You haven’t really heard your heart beating out of your chest until you’ve driven into a herd of wild, ornery Cape buffalo at twilight in the back of an uncovered game vehicle. As the truck lights went dim, we were left with a single spotlight, aimed upward, over the herd of 150 or so silently grazing animals. The indirect light caught the eyes of the dark beasts and while we watched, they wandered within 10 feet and blinked back with glowing eyes. I held my breath.

Using a zoom, from far, far away, I saw my first Cape buffalo.
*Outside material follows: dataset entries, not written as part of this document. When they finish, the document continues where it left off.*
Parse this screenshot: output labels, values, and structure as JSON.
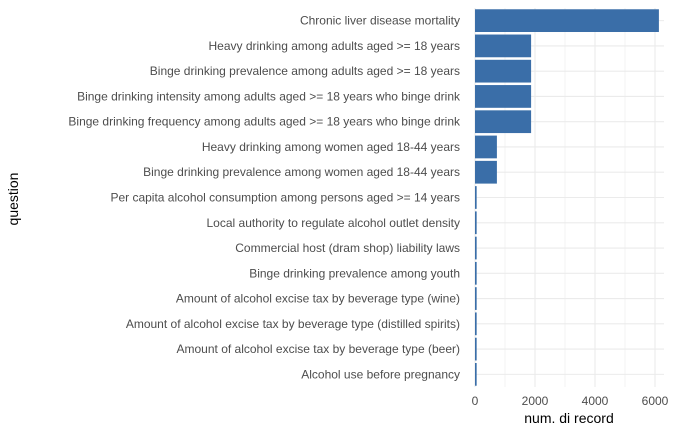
{
  "chart_data": {
    "type": "bar",
    "orientation": "horizontal",
    "categories": [
      "Chronic liver disease mortality",
      "Heavy drinking among adults aged >= 18 years",
      "Binge drinking prevalence among adults aged >= 18 years",
      "Binge drinking intensity among adults aged >= 18 years who binge drink",
      "Binge drinking frequency among adults aged >= 18 years who binge drink",
      "Heavy drinking among women aged 18-44 years",
      "Binge drinking prevalence among women aged 18-44 years",
      "Per capita alcohol consumption among persons aged >= 14 years",
      "Local authority to regulate alcohol outlet density",
      "Commercial host (dram shop) liability laws",
      "Binge drinking prevalence among youth",
      "Amount of alcohol excise tax by beverage type (wine)",
      "Amount of alcohol excise tax by beverage type (distilled spirits)",
      "Amount of alcohol excise tax by beverage type (beer)",
      "Alcohol use before pregnancy"
    ],
    "values": [
      6130,
      1870,
      1870,
      1870,
      1870,
      730,
      730,
      55,
      55,
      55,
      55,
      55,
      55,
      55,
      55
    ],
    "xlabel": "num. di record",
    "ylabel": "question",
    "xlim": [
      0,
      6300
    ],
    "xticks": [
      0,
      2000,
      4000,
      6000
    ],
    "x_minor_ticks": [
      1000,
      3000,
      5000
    ],
    "grid": true,
    "bar_color": "#3a6ea8",
    "grid_color": "#ebebeb"
  }
}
It was our second night drive into the South African bush at Sabi Sand Game Reserve. We’d already spotted the Big 5 (leopard, lion, elephant, rhino, buffalo), so every new encounter felt like icing on a heavily frosted cake. We’d finished our sun downer drinks while facing a rhino and her baby across a watering hole, when our tracker got a call on the radio saying the Cape buffalo had been spotted. And so off we sped through the dwindling light, all 10 of us tourists happily bouncing in the back of a Land Cruiser, waiting to see what we might encounter.

The rangers and trackers usually kept mum as to what animal we were headed toward. The radio conversation was conducted in a combination of Afrikaans and Tsonga, so tourists weren’t disappointed if an interesting animal wandered out of bounds for their lodge. After six game drives and some pointed questions to our guides, we quickly learned to understand the words for lion and leopard. Or so we thought – picking them out of an actual sentence was really just dumb luck, given the jargon and multiple languages.
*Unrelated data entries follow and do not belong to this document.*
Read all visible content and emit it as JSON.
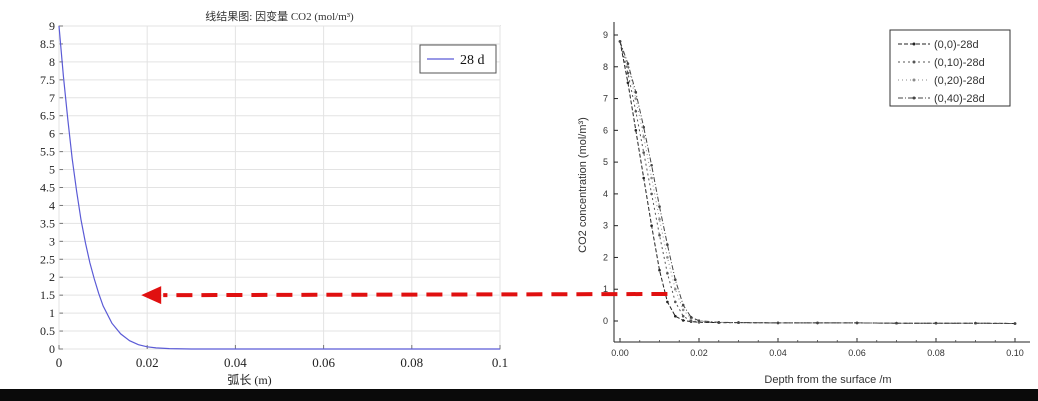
{
  "chart_data": [
    {
      "type": "line",
      "title": "线结果图: 因变量 CO2 (mol/m³)",
      "xlabel": "弧长 (m)",
      "ylabel": "",
      "xlim": [
        0,
        0.1
      ],
      "ylim": [
        0,
        9
      ],
      "x_ticks": [
        "0",
        "0.02",
        "0.04",
        "0.06",
        "0.08",
        "0.1"
      ],
      "y_ticks": [
        "0",
        "0.5",
        "1",
        "1.5",
        "2",
        "2.5",
        "3",
        "3.5",
        "4",
        "4.5",
        "5",
        "5.5",
        "6",
        "6.5",
        "7",
        "7.5",
        "8",
        "8.5",
        "9"
      ],
      "grid": true,
      "legend_position": "top-right",
      "series": [
        {
          "name": "28 d",
          "color": "#5b5bd6",
          "x": [
            0,
            0.001,
            0.002,
            0.003,
            0.004,
            0.005,
            0.006,
            0.007,
            0.008,
            0.009,
            0.01,
            0.012,
            0.014,
            0.016,
            0.018,
            0.02,
            0.022,
            0.025,
            0.03,
            0.04,
            0.06,
            0.08,
            0.1
          ],
          "y": [
            9.0,
            7.6,
            6.4,
            5.3,
            4.4,
            3.6,
            2.95,
            2.4,
            1.95,
            1.55,
            1.2,
            0.72,
            0.42,
            0.23,
            0.12,
            0.06,
            0.03,
            0.01,
            0.0,
            0.0,
            0.0,
            0.0,
            0.0
          ]
        }
      ]
    },
    {
      "type": "scatter",
      "title": "",
      "xlabel": "Depth from the surface /m",
      "ylabel": "CO2 concentration (mol/m³)",
      "xlim": [
        0,
        0.1
      ],
      "ylim": [
        -0.3,
        9.5
      ],
      "x_ticks": [
        "0.00",
        "0.02",
        "0.04",
        "0.06",
        "0.08",
        "0.10"
      ],
      "y_ticks": [
        "0",
        "1",
        "2",
        "3",
        "4",
        "5",
        "6",
        "7",
        "8",
        "9"
      ],
      "grid": false,
      "legend_position": "top-right",
      "series": [
        {
          "name": "(0,0)-28d",
          "color": "#222222",
          "x": [
            0,
            0.002,
            0.004,
            0.006,
            0.008,
            0.01,
            0.012,
            0.014,
            0.016,
            0.018,
            0.02,
            0.025,
            0.03,
            0.04,
            0.05,
            0.06,
            0.07,
            0.08,
            0.09,
            0.1
          ],
          "y": [
            8.8,
            7.5,
            6.0,
            4.5,
            3.0,
            1.6,
            0.6,
            0.15,
            0.02,
            -0.02,
            -0.04,
            -0.05,
            -0.05,
            -0.06,
            -0.06,
            -0.06,
            -0.07,
            -0.07,
            -0.07,
            -0.08
          ]
        },
        {
          "name": "(0,10)-28d",
          "color": "#555555",
          "x": [
            0,
            0.002,
            0.004,
            0.006,
            0.008,
            0.01,
            0.012,
            0.014,
            0.016,
            0.018,
            0.02,
            0.025,
            0.03,
            0.04,
            0.05,
            0.06,
            0.07,
            0.08,
            0.09,
            0.1
          ],
          "y": [
            8.8,
            7.8,
            6.6,
            5.3,
            4.0,
            2.7,
            1.5,
            0.6,
            0.15,
            0.0,
            -0.03,
            -0.05,
            -0.05,
            -0.06,
            -0.06,
            -0.06,
            -0.07,
            -0.07,
            -0.07,
            -0.08
          ]
        },
        {
          "name": "(0,20)-28d",
          "color": "#8a8a8a",
          "x": [
            0,
            0.002,
            0.004,
            0.006,
            0.008,
            0.01,
            0.012,
            0.014,
            0.016,
            0.018,
            0.02,
            0.025,
            0.03,
            0.04,
            0.05,
            0.06,
            0.07,
            0.08,
            0.09,
            0.1
          ],
          "y": [
            8.8,
            8.0,
            7.0,
            5.8,
            4.5,
            3.2,
            2.0,
            1.0,
            0.35,
            0.08,
            0.0,
            -0.04,
            -0.05,
            -0.06,
            -0.06,
            -0.06,
            -0.07,
            -0.07,
            -0.07,
            -0.08
          ]
        },
        {
          "name": "(0,40)-28d",
          "color": "#444444",
          "x": [
            0,
            0.002,
            0.004,
            0.006,
            0.008,
            0.01,
            0.012,
            0.014,
            0.016,
            0.018,
            0.02,
            0.025,
            0.03,
            0.04,
            0.05,
            0.06,
            0.07,
            0.08,
            0.09,
            0.1
          ],
          "y": [
            8.8,
            8.1,
            7.2,
            6.1,
            4.9,
            3.6,
            2.4,
            1.3,
            0.5,
            0.12,
            0.01,
            -0.04,
            -0.05,
            -0.06,
            -0.06,
            -0.06,
            -0.07,
            -0.07,
            -0.07,
            -0.08
          ]
        }
      ]
    }
  ],
  "annotation": {
    "arrow_color": "#e01010",
    "from_value_y": 0.85,
    "to_value_y": 1.5
  }
}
As we continued our high-speed chase, I could feel the humid, fragrant air permeate my skin and blow through my hair. I exhaled.  It felt good to be ingesting that much clean oxygen and breathing in part of this place that was so far from my home. I giggled at the sheer fun of the ride and how few worries I had about anything at that moment.

We rounded a final bend and our ranger tapped the brakes and turned off the headlights. Straight in front of us, across one of the few open areas in this part of the bushveld, was standing a herd of the deadly Cape buffalo. Of course, we drove right into the middle of them all. I held my breath. The tracker, whose seat was welded onto the hood of the vehicle, kept his spotlight directly out of the eyes of the mildly curious animals, but illuminated them enough for us to see them as they wandered past.

We were told we could take pictures with a flash, but my hands were so unsteady from the rush of being this close to an animal whose head was literally bullet proof, I didn’t bother to try for a shot. And honestly I wanted to kill the Englishman in front of me who took shot after shot with his two foot lens and flash. That didn’t seem to be a good idea AT ALL. Despite the reputation of the Cape buffalo, not one animal looked even remotely interested in testing the nerve of the vehicle before it. Eventually the flashes stopped and we all sat in silence while the grazing animals moved around our vehicle. It’s that silence that I began to welcome on each of the successive game drives. When everyone has shot all the photos they can, and we just sit for a moment, taking in the wild of where we are while animals go about their business of survival. I exhaled.

After a few more minutes watching the herd move around us, our ranger turned back to ask us the same question he did after every animal encounter. “Shall we leave them in peace?”